Mr. Alleyne said he’s worried about how the barbering business, built heavily on developing a regular habit among its customers, is being disrupted by the new pandemic routines.

He recalls one former regular customer, an executive at a credit-card company who used to come in twice a week – on Wednesdays for a haircut, hair colour and beard detail, and then again on Saturdays for a shave and touchup.

“We’re back open, [but] he didn’t come in for two months,” Mr. Alleyne said. “We asked: ‘What happened?’ He said: ‘I’m working from home. I don’t have to turn my camera on – I barely have to interact with people. I’ve gotten used to it.’”

After the difficulties of the past year, salon owners and other industry professionals are concerned about the next generation of stylists – and whether new people may not even enter the profession – given that the pandemic has made it more difficult for those just starting out.

Hairstyling is a compulsory trade (a skilled trade that requires government certification) in half of Canada’s provinces. In Ontario, a licence requires 3,020 hours of on-the-job experience as an apprentice, 480 hours of in-school training and the successful completion of a certification exam.

Hannah Rooney, who works as a makeup artist on film and TV shoots in Sault Ste. Marie, Ont., was almost ready to become a full-time hairstylist. Doing hair has long been her passion, and the job also provides steadier work and better hours.

Ms. Rooney completed her apprenticeship just before the pandemic hit but has found it difficult to schedule and write her final exam in the year since.

“I’ve been having to prioritize taking work over writing my exam because of the lack of work,” Ms. Rooney said.

But, as in other industries, the pandemic is forcing some entrepreneurs to try something new.

Ediri and Lucky Okurame soft-launched the Lucky Hair & Beauty Studio in Regina in December, months into the pandemic.

It was the second salon Lucky had started, but the first the couple had worked on together since arriving in Canada from Nigeria.

“When I came to Canada, it wasn’t what I tried to pursue,” Ediri said, “but when my husband lost his first business and he needed to get back on his feet, he needed that support. So I concentrated on the female side.”

Though they handle all hair types, the pair has made Afro-textured hair their specialty, which Lucky said helped them draw in underserved customers from up to eight hours away.

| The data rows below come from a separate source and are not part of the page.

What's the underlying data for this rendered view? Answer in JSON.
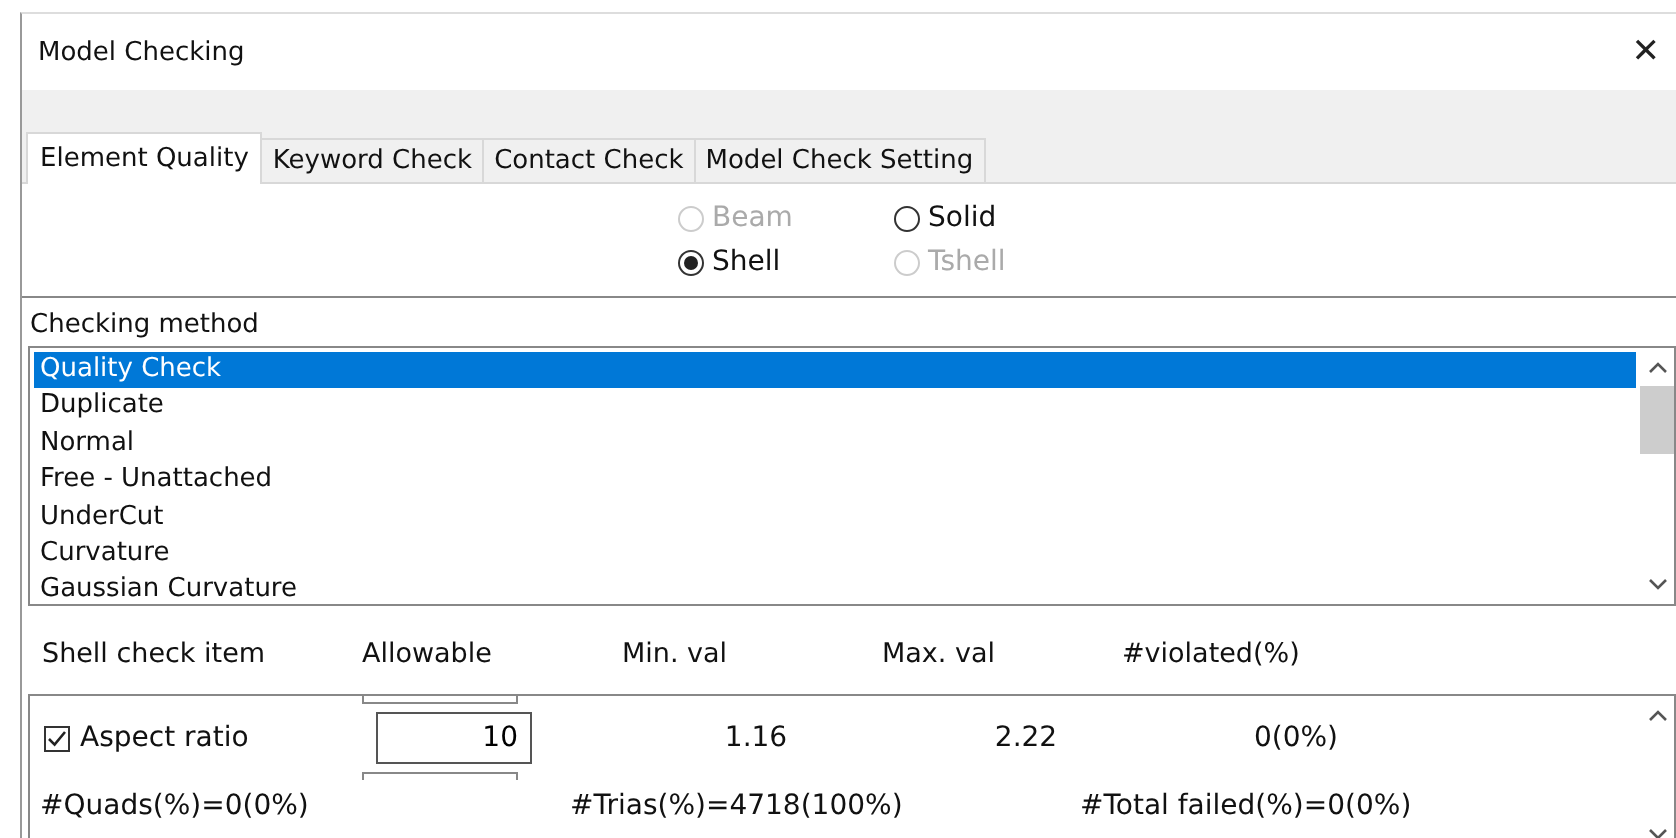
{
  "window": {
    "title": "Model Checking",
    "close": "✕"
  },
  "tabs": [
    {
      "label": "Element Quality",
      "selected": true
    },
    {
      "label": "Keyword Check",
      "selected": false
    },
    {
      "label": "Contact Check",
      "selected": false
    },
    {
      "label": "Model Check Setting",
      "selected": false
    }
  ],
  "element_types": [
    {
      "label": "Beam",
      "selected": false,
      "disabled": true
    },
    {
      "label": "Solid",
      "selected": false,
      "disabled": false
    },
    {
      "label": "Shell",
      "selected": true,
      "disabled": false
    },
    {
      "label": "Tshell",
      "selected": false,
      "disabled": true
    }
  ],
  "checking_method": {
    "label": "Checking method",
    "items": [
      {
        "label": "Quality Check",
        "selected": true
      },
      {
        "label": "Duplicate",
        "selected": false
      },
      {
        "label": "Normal",
        "selected": false
      },
      {
        "label": "Free - Unattached",
        "selected": false
      },
      {
        "label": "UnderCut",
        "selected": false
      },
      {
        "label": "Curvature",
        "selected": false
      },
      {
        "label": "Gaussian Curvature",
        "selected": false
      }
    ]
  },
  "check_table": {
    "columns": [
      "Shell check item",
      "Allowable",
      "Min. val",
      "Max. val",
      "#violated(%)"
    ],
    "rows": [
      {
        "item": "Aspect ratio",
        "checked": true,
        "allowable": "10",
        "min": "1.16",
        "max": "2.22",
        "violated": "0(0%)"
      }
    ],
    "summary": [
      "#Quads(%)=0(0%)",
      "#Trias(%)=4718(100%)",
      "#Total failed(%)=0(0%)"
    ]
  }
}
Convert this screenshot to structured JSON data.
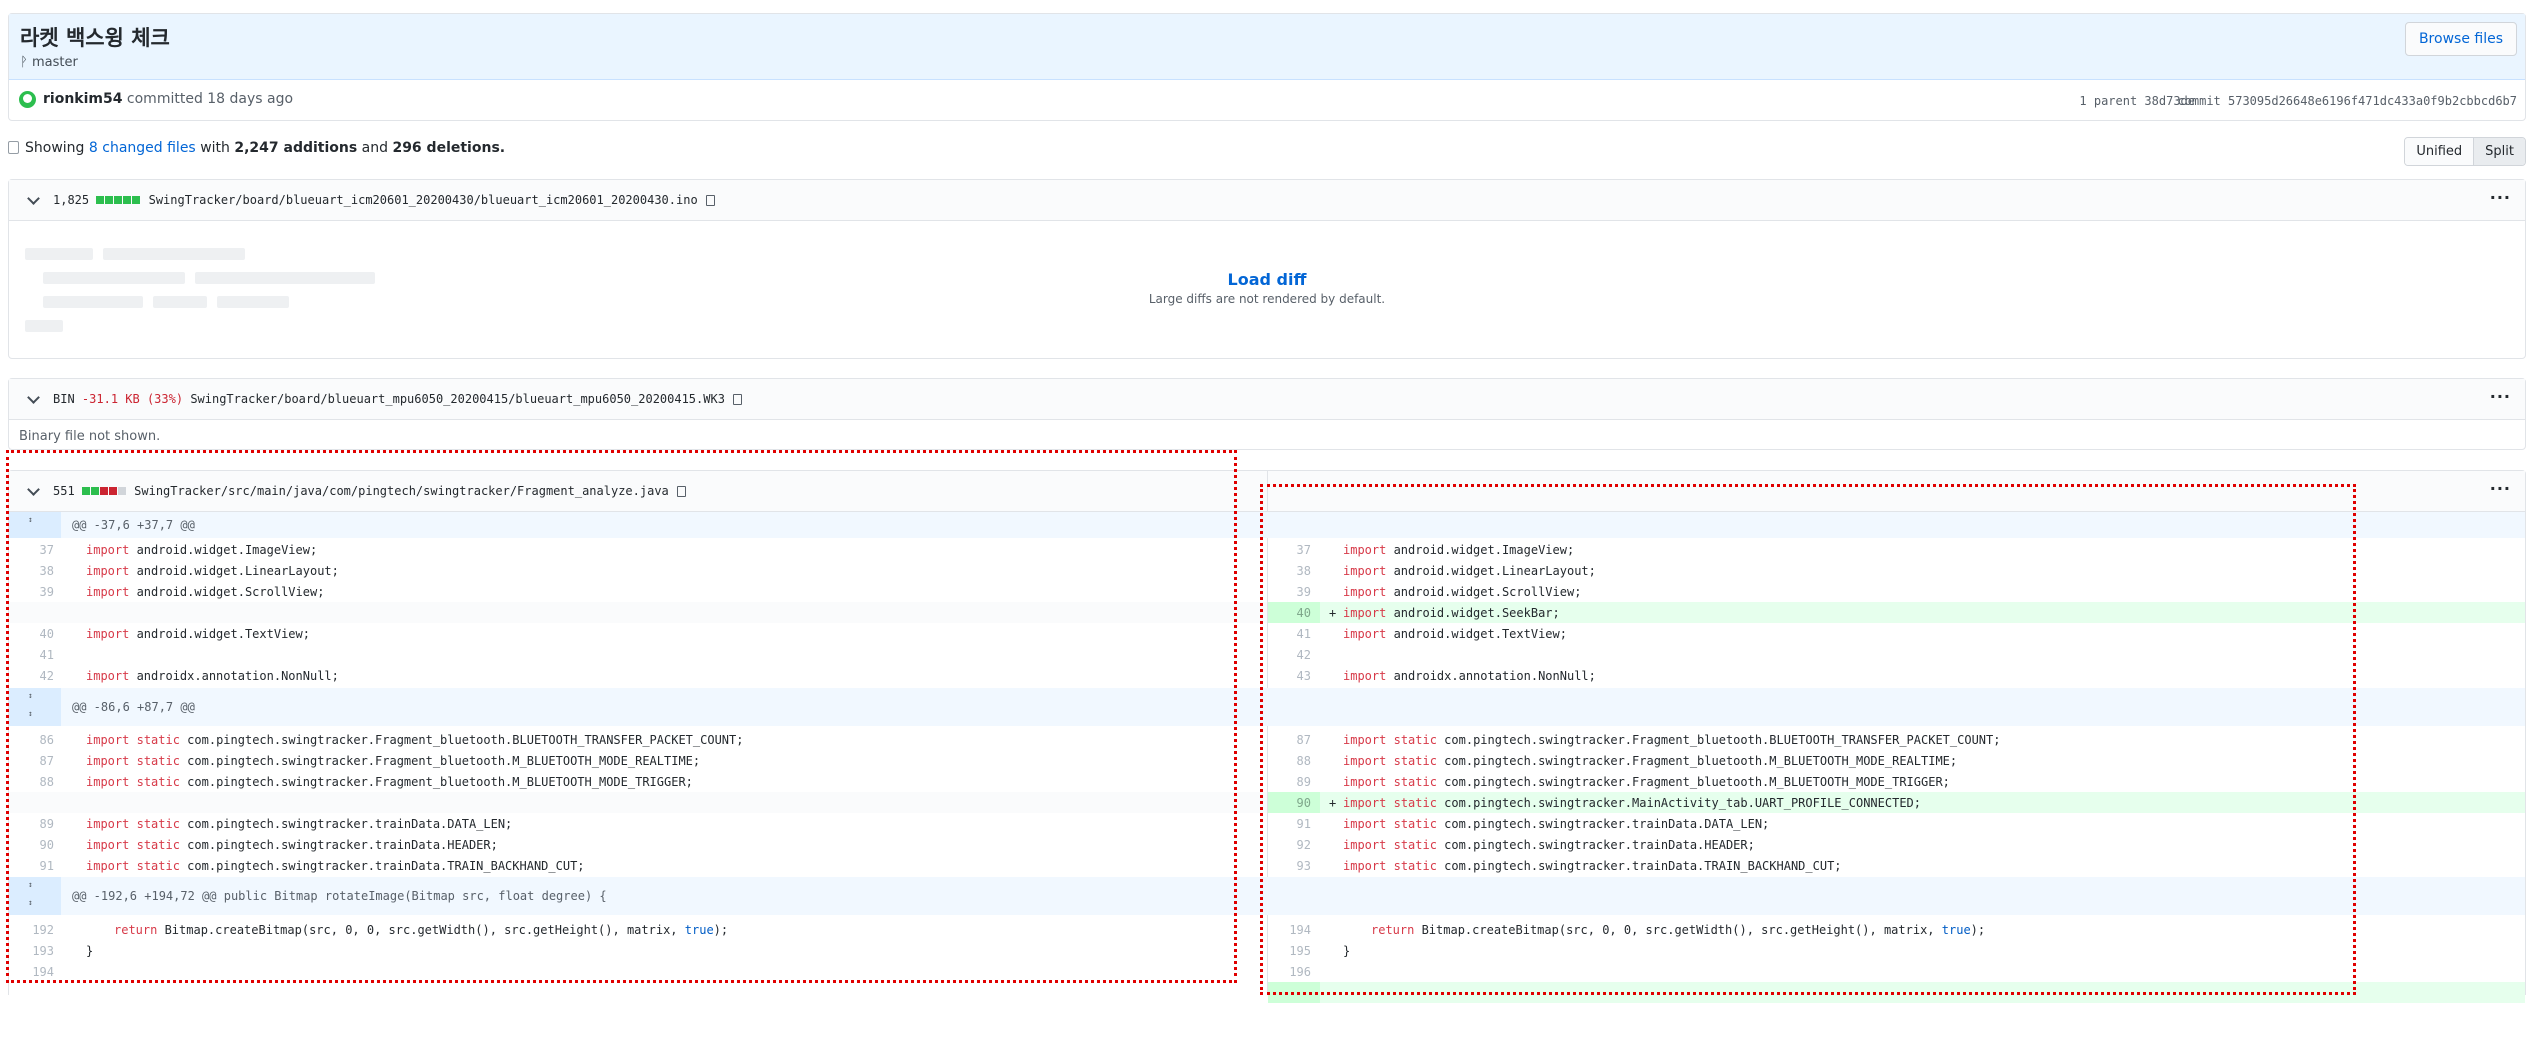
{
  "commit": {
    "title": "라켓 백스윙 체크",
    "branch": "master",
    "browse_files": "Browse files",
    "author": "rionkim54",
    "committed_text": "committed 18 days ago",
    "parent_info": "1 parent 38d73de",
    "sha": "commit 573095d26648e6196f471dc433a0f9b2cbbcd6b7"
  },
  "summary": {
    "showing": "Showing",
    "changed_files": "8 changed files",
    "with": "with",
    "additions": "2,247 additions",
    "and": "and",
    "deletions": "296 deletions."
  },
  "view_toggle": {
    "unified": "Unified",
    "split": "Split"
  },
  "files": [
    {
      "count": "1,825",
      "path": "SwingTracker/board/blueuart_icm20601_20200430/blueuart_icm20601_20200430.ino",
      "load_diff": "Load diff",
      "note": "Large diffs are not rendered by default."
    },
    {
      "count": "BIN",
      "size": "-31.1 KB (33%)",
      "path": "SwingTracker/board/blueuart_mpu6050_20200415/blueuart_mpu6050_20200415.WK3",
      "note": "Binary file not shown."
    },
    {
      "count": "551",
      "path": "SwingTracker/src/main/java/com/pingtech/swingtracker/Fragment_analyze.java"
    }
  ],
  "diff": {
    "hunk1": "@@ -37,6 +37,7 @@",
    "hunk2": "@@ -86,6 +87,7 @@",
    "hunk3": "@@ -192,6 +194,72 @@ public Bitmap rotateImage(Bitmap src, float degree) {",
    "kw_import": "import",
    "kw_static": "static",
    "kw_return": "return",
    "kw_true": "true",
    "plus": "+",
    "left": {
      "n37": "37",
      "n38": "38",
      "n39": "39",
      "n40": "40",
      "n41": "41",
      "n42": "42",
      "n86": "86",
      "n87": "87",
      "n88": "88",
      "n89": "89",
      "n90": "90",
      "n91": "91",
      "n192": "192",
      "n193": "193",
      "n194": "194"
    },
    "right": {
      "n37": "37",
      "n38": "38",
      "n39": "39",
      "n40": "40",
      "n41": "41",
      "n42": "42",
      "n43": "43",
      "n87": "87",
      "n88": "88",
      "n89": "89",
      "n90": "90",
      "n91": "91",
      "n92": "92",
      "n93": "93",
      "n194": "194",
      "n195": "195",
      "n196": "196"
    },
    "code": {
      "imageview": " android.widget.ImageView;",
      "linearlayout": " android.widget.LinearLayout;",
      "scrollview": " android.widget.ScrollView;",
      "seekbar": " android.widget.SeekBar;",
      "textview": " android.widget.TextView;",
      "nonnull": " androidx.annotation.NonNull;",
      "bt_packet": " com.pingtech.swingtracker.Fragment_bluetooth.BLUETOOTH_TRANSFER_PACKET_COUNT;",
      "bt_realtime": " com.pingtech.swingtracker.Fragment_bluetooth.M_BLUETOOTH_MODE_REALTIME;",
      "bt_trigger": " com.pingtech.swingtracker.Fragment_bluetooth.M_BLUETOOTH_MODE_TRIGGER;",
      "uart": " com.pingtech.swingtracker.MainActivity_tab.UART_PROFILE_CONNECTED;",
      "datalen": " com.pingtech.swingtracker.trainData.DATA_LEN;",
      "header": " com.pingtech.swingtracker.trainData.HEADER;",
      "backhand": " com.pingtech.swingtracker.trainData.TRAIN_BACKHAND_CUT;",
      "return_pre": " Bitmap.createBitmap(src, 0, 0, src.getWidth(), src.getHeight(), matrix, ",
      "return_post": ");",
      "close": "}"
    }
  },
  "colors": {
    "accent": "#0366d6",
    "addition": "#2cbe4e",
    "deletion": "#cb2431",
    "annotation": "#e00000"
  }
}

“We [have] a lot of clients from all around, cities far and near, because people have been looking for this for the longest time now,” he said.

Still, launching the business in the midst of the pandemic has involved several challenges, including needing to purchase special equipment and clients who have to cancel last-minute if they have any potential virus symptoms. On top of it all, the couple has two kids under the age of four who need daycare and babysitting.

“We are doing okay,” Ediri said. “But I feel like we would have been better with no COVID.”